The numbers were getting worse because the current iteration of WFTDA roller derby rules was merely regressing to the mean. That is to say, the huge-and-boring effect that jammer penalties and power jams had on games is 2013 is actually normal.

Normal for the WFTDA, of course.

History has shown that just because you balance the number of penalties across player positions, you will not automatically balance gameplay across all situations. If one kind of penalty does not have an equal effect on a game as does another kind of penalty, you create divide-by-zero types of gameplay paradoxes.
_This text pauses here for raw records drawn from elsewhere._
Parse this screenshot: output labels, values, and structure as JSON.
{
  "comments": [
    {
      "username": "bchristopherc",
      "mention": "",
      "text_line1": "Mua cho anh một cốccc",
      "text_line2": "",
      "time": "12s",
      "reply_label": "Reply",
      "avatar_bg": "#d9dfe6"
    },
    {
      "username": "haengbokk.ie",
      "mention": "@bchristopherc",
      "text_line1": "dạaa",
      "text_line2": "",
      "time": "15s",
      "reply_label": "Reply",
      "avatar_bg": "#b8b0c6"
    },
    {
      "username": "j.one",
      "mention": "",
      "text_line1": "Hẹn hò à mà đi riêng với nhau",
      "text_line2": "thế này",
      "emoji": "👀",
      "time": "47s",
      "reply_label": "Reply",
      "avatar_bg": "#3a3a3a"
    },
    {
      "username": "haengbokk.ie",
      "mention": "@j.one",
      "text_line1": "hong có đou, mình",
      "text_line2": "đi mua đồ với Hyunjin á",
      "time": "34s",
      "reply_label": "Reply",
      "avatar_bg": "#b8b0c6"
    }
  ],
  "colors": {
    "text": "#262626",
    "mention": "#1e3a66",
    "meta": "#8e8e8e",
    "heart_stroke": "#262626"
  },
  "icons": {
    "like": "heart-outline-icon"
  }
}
Namely, better defenses that have no chance to play better defense.

There is no need to reiterate why the blocker-jammer penalty imbalance is a problem, but there is every need to repeat the one and only real solution to it: Change the rules so that one jammer penalty is guaranteed to have the same effect on the game as one blocker penalty would, and vice versa. Cautious optimism—very cautious optimism—says that the WFTDA may be trending toward that next year with the 2014 rules.

But the numbers for 2013 show, as they have been showing for years, that the WFTDA needs a major rules overhaul. When your best players appear to be playing worse across the board, maybe the time is right for them start playing something else, so that their skills can be properly showcased to the world.